Although originally designed as a highly critical component in L3VPNs, the VPN routing and forwarding (VRF) instance has become an important component in BGP-signaled L2VPNs, specifically, in Juniper BGP-signaled L2VPNs. Both VPN architectures use Multiprotocol Border Gateway Protocol as their signaling protocol.
VRF tables allow for separate and private VPN forwarding decisions to co-exist within a PE device. A VRF is created on a per VPN basis within each PE and can support multiple sites per subscriber VPN. The VRF is the fundamental mechanism that enables the partitioning of individual customers over the shared IP routed infrastructure.
A VRF is maintained by a PE device and contains the routing information that defines a customer VPN site.

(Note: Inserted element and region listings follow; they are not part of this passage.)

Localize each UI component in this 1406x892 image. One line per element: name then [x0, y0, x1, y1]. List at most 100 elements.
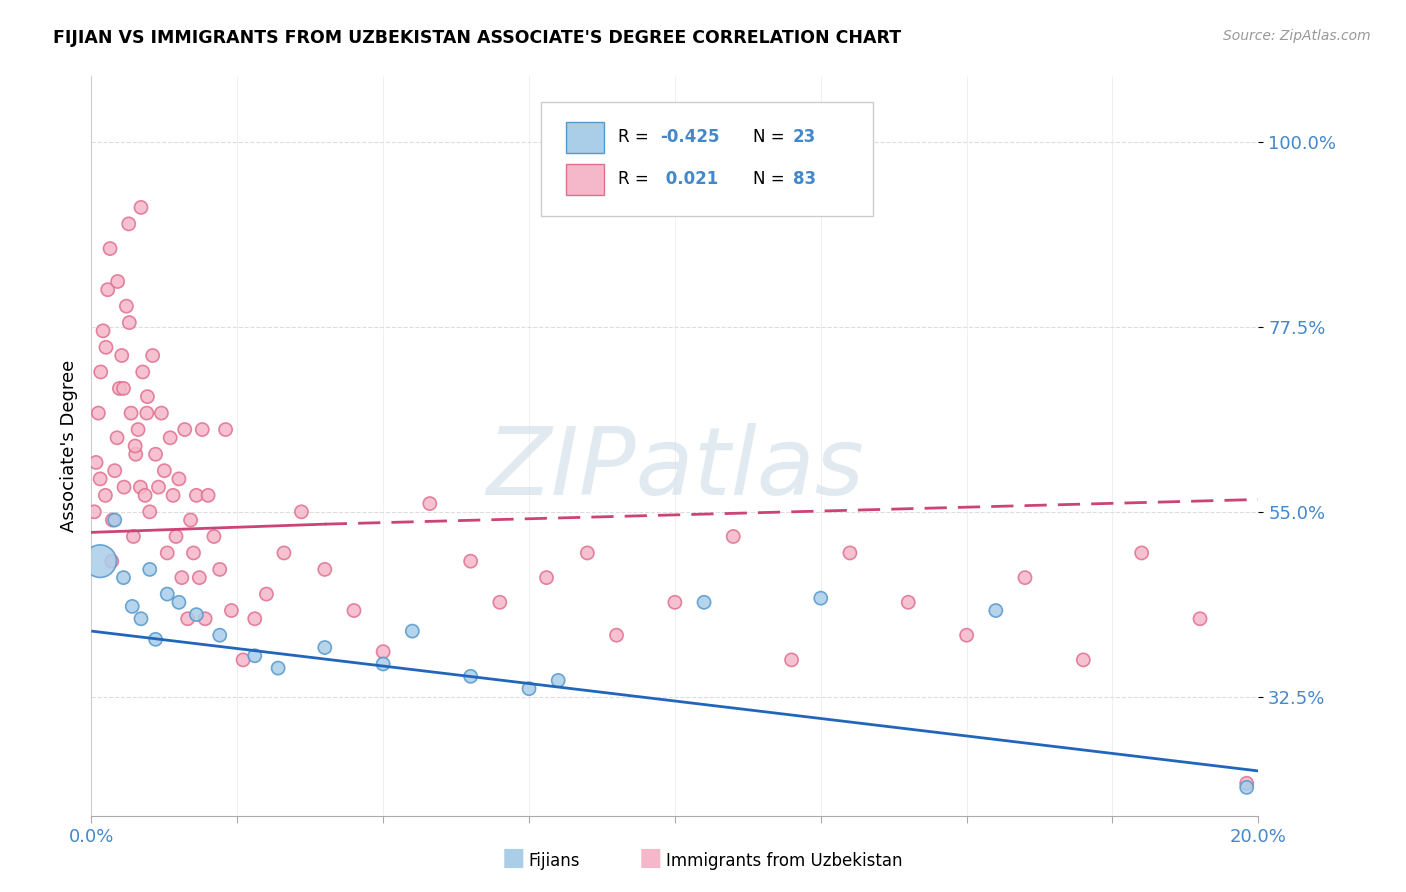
Point — [104, 464, 127, 478]
Text: -0.425: -0.425 — [659, 128, 720, 146]
Point — [94, 340, 117, 354]
Point — [208, 628, 231, 642]
Point — [1236, 780, 1258, 795]
Point — [122, 529, 145, 543]
Point — [138, 562, 162, 576]
Point — [371, 645, 394, 659]
Point — [197, 488, 219, 502]
Text: ■: ■ — [502, 846, 524, 870]
Point — [606, 628, 628, 642]
Point — [723, 529, 745, 543]
Point — [108, 381, 131, 395]
Point — [173, 423, 195, 437]
Point — [136, 390, 159, 404]
Point — [576, 546, 599, 560]
Point — [170, 571, 193, 585]
Point — [129, 612, 152, 626]
Point — [145, 632, 167, 647]
Point — [111, 349, 134, 363]
Point — [150, 406, 173, 420]
Point — [134, 488, 156, 502]
Point — [125, 447, 148, 461]
Text: R =: R = — [617, 170, 654, 188]
Point — [460, 669, 482, 683]
Point — [124, 439, 146, 453]
Point — [162, 488, 184, 502]
Text: Immigrants from Uzbekistan: Immigrants from Uzbekistan — [666, 852, 903, 870]
Text: 23: 23 — [793, 128, 815, 146]
Point — [156, 587, 179, 601]
Point — [135, 406, 157, 420]
Point — [191, 423, 214, 437]
Point — [214, 423, 236, 437]
Point — [232, 653, 254, 667]
Point — [167, 472, 190, 486]
Text: FIJIAN VS IMMIGRANTS FROM UZBEKISTAN ASSOCIATE'S DEGREE CORRELATION CHART: FIJIAN VS IMMIGRANTS FROM UZBEKISTAN ASS… — [53, 29, 901, 47]
Point — [112, 381, 135, 395]
Point — [314, 640, 336, 655]
Point — [104, 513, 127, 527]
Point — [176, 612, 198, 626]
Point — [186, 488, 208, 502]
Point — [132, 365, 155, 379]
Point — [780, 653, 803, 667]
Point — [371, 657, 394, 671]
Point — [267, 661, 290, 675]
Point — [156, 546, 179, 560]
Text: ■: ■ — [640, 846, 662, 870]
Point — [343, 603, 366, 617]
Point — [101, 513, 124, 527]
Point — [107, 275, 129, 289]
Point — [256, 587, 278, 601]
Point — [118, 217, 141, 231]
Point — [180, 513, 202, 527]
Text: R =: R = — [617, 128, 654, 146]
Point — [129, 480, 152, 494]
Point — [489, 595, 512, 609]
Point — [105, 431, 128, 445]
Point — [547, 673, 569, 688]
Point — [165, 529, 187, 543]
Point — [84, 455, 107, 469]
Point — [984, 603, 1007, 617]
Point — [810, 591, 832, 606]
Point — [1130, 546, 1153, 560]
Point — [956, 628, 979, 642]
Point — [83, 505, 105, 519]
Point — [142, 349, 165, 363]
Point — [1014, 571, 1036, 585]
Point — [401, 624, 423, 639]
Point — [208, 562, 231, 576]
Point — [186, 607, 208, 622]
FancyBboxPatch shape — [567, 164, 603, 195]
Point — [664, 595, 686, 609]
Point — [536, 571, 558, 585]
Point — [1073, 653, 1095, 667]
Point — [115, 299, 138, 313]
Y-axis label: Associate's Degree: Associate's Degree — [59, 359, 77, 533]
Point — [127, 423, 149, 437]
Text: N =: N = — [754, 128, 790, 146]
Point — [314, 562, 336, 576]
Point — [693, 595, 716, 609]
Point — [460, 554, 482, 568]
Point — [138, 505, 162, 519]
Point — [89, 472, 111, 486]
Point — [148, 480, 170, 494]
Point — [159, 431, 181, 445]
Point — [167, 595, 190, 609]
Point — [1236, 776, 1258, 790]
Point — [419, 497, 441, 511]
Point — [1189, 612, 1212, 626]
Point — [243, 648, 266, 663]
Text: 0.021: 0.021 — [659, 170, 718, 188]
Text: ZIPatlas: ZIPatlas — [486, 423, 863, 514]
Point — [517, 681, 540, 696]
Point — [188, 571, 211, 585]
Point — [120, 406, 142, 420]
Text: Fijians: Fijians — [529, 852, 581, 870]
Point — [121, 599, 143, 614]
Point — [97, 283, 120, 297]
Point — [112, 480, 135, 494]
Point — [98, 242, 121, 256]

A PE device maintains a VRF for each of its directly connected customer VPN sites. Multiple VRFs on multiple PE devices compose a VPN.
A VRF consists of the following components:
-
An IP routing table
-
A derived VPN-specific forwarding table
-
A set of PE device interfaces (tied to the locally attached customer VPN site) that use the forwarding table
-
A set of rules and routing protocols that determine what goes into the forwarding table
The VRF stores packet forwarding information for the routes that are particular to the VPN to which the VRF belongs. Each route in the VRF is associated with two labels: an outer label that is used to route the packet through the MPLS network to the appropriate egress PE device, and an inner label that is used to deliver the packet to the correct VRF and correct end user.
Note that because a PE device might have the same IP address on multiple interfaces, the IP Availability Manager source for MPLS Manager tags each of the IP addresses with a route distinguisher (RD) value that is unique to a particular VRF, to form unique VRF IP addresses. The route distinguisher is the means by which the PE device and MPLS Manager keep track of overlapping customer IP address spaces.